Unverstellter Blick auf die einfachen Menschen
Die Ausstellung "Nahsicht. Käthe Kollwitz - Heinrich Zille”, die in den Kunstsammlungen Böttcherstraße in Bremen 120 Arbeiten der beiden Künstler versammelt, widmet sich zwei besonderen Facetten ihrer Werke: Erstmals wird das selten gezeigte zeichnerische Frühwerk von Käthe Kollwitz konfrontiert mit den zur selben Zeit entstandenen Fotografien Heinrich Zilles.
Immer wieder zeichnet Käthe Kollwitz sich selbst, experimentiert mit Licht und Schatten, der freien Form. So zeigt ein schmales Hochformat ein junges Mädchen, dass sich an den Kragen greift und den Betrachter direkt ansieht. Das Gesicht ist altmeisterlich genau herausgearbeitet, anderes nur angedeutet. Darunter, auf einem schmalen Reststreifen des Blattes, legt dasselbe Mädchen sein Gesicht in die Hand.
Dieses doppelte Selbstbildnis entstand 1892. Da war Käthe Kollwitz 25 Jahre alt und bereits eine großartige Zeichnerin. Aber, so betont Ausstellungsleiter Rainer Stamm, noch auf der Suche nach einem eigenen Stil.
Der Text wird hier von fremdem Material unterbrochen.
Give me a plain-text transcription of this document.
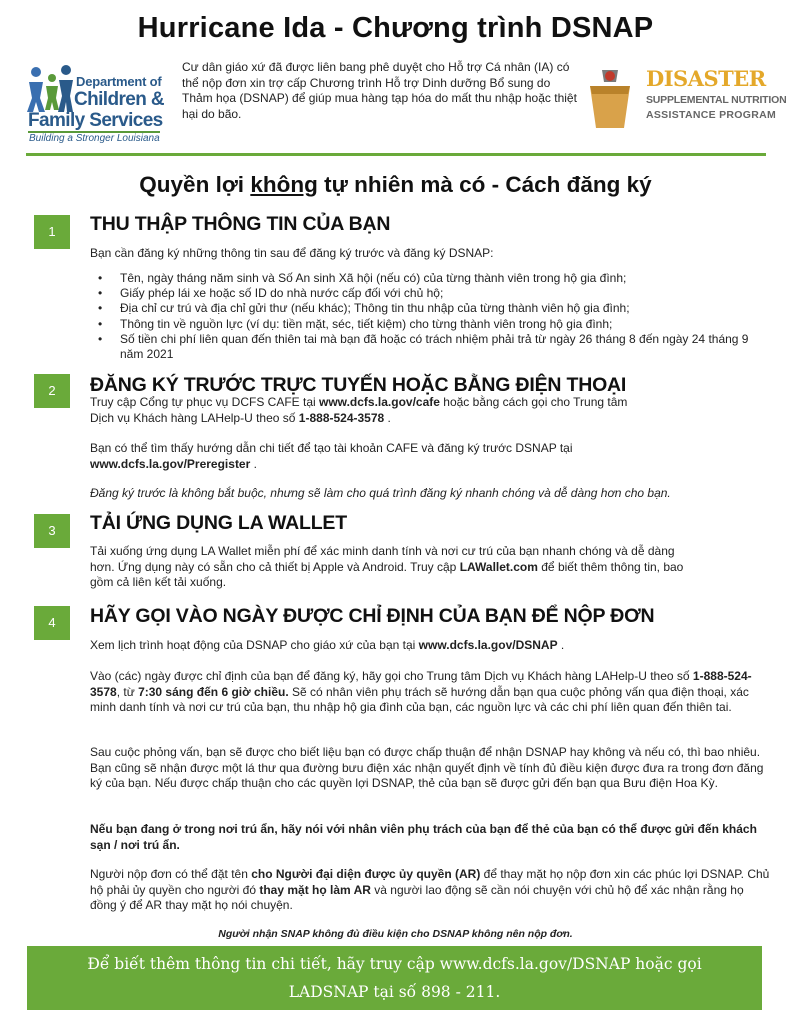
Hurricane Ida - Chương trình DSNAP
Department of
Children &
Family Services
Building a Stronger Louisiana
Cư dân giáo xứ đã được liên bang phê duyệt cho Hỗ trợ Cá nhân (IA) có thể nộp đơn xin trợ cấp Chương trình Hỗ trợ Dinh dưỡng Bổ sung do Thảm họa (DSNAP) để giúp mua hàng tạp hóa do mất thu nhập hoặc thiệt hại do bão.
DISASTER
SUPPLEMENTAL NUTRITION
ASSISTANCE PROGRAM
Quyền lợi không tự nhiên mà có - Cách đăng ký
1	THU THẬP THÔNG TIN CỦA BẠN
Bạn cần đăng ký những thông tin sau để đăng ký trước và đăng ký DSNAP:
• Tên, ngày tháng năm sinh và Số An sinh Xã hội (nếu có) của từng thành viên trong hộ gia đình;
• Giấy phép lái xe hoặc số ID do nhà nước cấp đối với chủ hộ;
• Địa chỉ cư trú và địa chỉ gửi thư (nếu khác); Thông tin thu nhập của từng thành viên hộ gia đình;
• Thông tin về nguồn lực (ví dụ: tiền mặt, séc, tiết kiệm) cho từng thành viên trong hộ gia đình;
• Số tiền chi phí liên quan đến thiên tai mà bạn đã hoặc có trách nhiệm phải trả từ ngày 26 tháng 8 đến ngày 24 tháng 9 năm 2021
2	ĐĂNG KÝ TRƯỚC TRỰC TUYẾN HOẶC BẰNG ĐIỆN THOẠI
Truy cập Cổng tự phục vụ DCFS CAFE tại www.dcfs.la.gov/cafe hoặc bằng cách gọi cho Trung tâm Dịch vụ Khách hàng LAHelp-U theo số 1-888-524-3578 .
Bạn có thể tìm thấy hướng dẫn chi tiết để tạo tài khoản CAFE và đăng ký trước DSNAP tại www.dcfs.la.gov/Preregister .
Đăng ký trước là không bắt buộc, nhưng sẽ làm cho quá trình đăng ký nhanh chóng và dễ dàng hơn cho bạn.
3	TẢI ỨNG DỤNG LA WALLET
Tải xuống ứng dụng LA Wallet miễn phí để xác minh danh tính và nơi cư trú của bạn nhanh chóng và dễ dàng hơn. Ứng dụng này có sẵn cho cả thiết bị Apple và Android. Truy cập LAWallet.com để biết thêm thông tin, bao gồm cả liên kết tải xuống.
4	HÃY GỌI VÀO NGÀY ĐƯỢC CHỈ ĐỊNH CỦA BẠN ĐỂ NỘP ĐƠN
Xem lịch trình hoạt động của DSNAP cho giáo xứ của bạn tại www.dcfs.la.gov/DSNAP .
Vào (các) ngày được chỉ định của bạn để đăng ký, hãy gọi cho Trung tâm Dịch vụ Khách hàng LAHelp-U theo số 1-888-524-3578, từ 7:30 sáng đến 6 giờ chiều. Sẽ có nhân viên phụ trách sẽ hướng dẫn bạn qua cuộc phỏng vấn qua điện thoại, xác minh danh tính và nơi cư trú của bạn, thu nhập hộ gia đình của bạn, các nguồn lực và các chi phí liên quan đến thiên tai.
Sau cuộc phỏng vấn, bạn sẽ được cho biết liệu bạn có được chấp thuận để nhận DSNAP hay không và nếu có, thì bao nhiêu. Bạn cũng sẽ nhận được một lá thư qua đường bưu điện xác nhận quyết định về tính đủ điều kiện được đưa ra trong đơn đăng ký của bạn. Nếu được chấp thuận cho các quyền lợi DSNAP, thẻ của bạn sẽ được gửi đến bạn qua Bưu điện Hoa Kỳ.
Nếu bạn đang ở trong nơi trú ẩn, hãy nói với nhân viên phụ trách của bạn để thẻ của bạn có thể được gửi đến khách sạn / nơi trú ẩn.
Người nộp đơn có thể đặt tên cho Người đại diện được ủy quyền (AR) để thay mặt họ nộp đơn xin các phúc lợi DSNAP. Chủ hộ phải ủy quyền cho người đó thay mặt họ làm AR và người lao động sẽ cần nói chuyện với chủ hộ để xác nhận rằng họ đồng ý để AR thay mặt họ nói chuyện.
Người nhận SNAP không đủ điều kiện cho DSNAP không nên nộp đơn.
Để biết thêm thông tin chi tiết, hãy truy cập www.dcfs.la.gov/DSNAP hoặc gọi
LADSNAP tại số 898 - 211.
"Es ist bei den Künstlern - und vor allem den Künstlerinnen, die ja auch nicht so auf Modelle zugreifen konnten wie die männlichen Kollegen - auch ein ganz faszinierendes Phänomen, dass der große Experimentierreichtum ganz häufig bei den Porträts einsetzt: Bei den Selbstporträts ist man mit sich alleine. Das Modell ist geduldig, weil: es ist sie selbst. Und da sehen wir wirklich Käthe Kollwitz am Ausprobieren von bildnerischen Mitteln. Ob das mit der Radiernadel ist, oder mit dem Zeichenstift, oder der schwarzen Tusche."
Käthe Kollwitz' großes Thema sind die Unterdrückten ihrer Zeit. Die 60 Blätter, die zwischen den späten 1880er-Jahren und 1910 entstanden, veranschaulichen eindrucksvoll, wie mühsam sie um ihre später berühmten Bildthemen und -formen rang. Anfänglich skizziert sie ihre nächste Umgebung: Mann, Kinder, sich selbst. Im Lauf der Jahre verdichten sich bestimmte Personen, Haltungen und Gesten zu Topoi, es entsteht ein Fundus, aus dem Kollwitz ihre großen Bildthemen entwickelt: die schwangere Arbeiterfrau, das hungrige Kind, die zum Widerstand sich aufrichtende Frau als Sinnbilder für Knechtung, Verzweiflung, Aufbegehren.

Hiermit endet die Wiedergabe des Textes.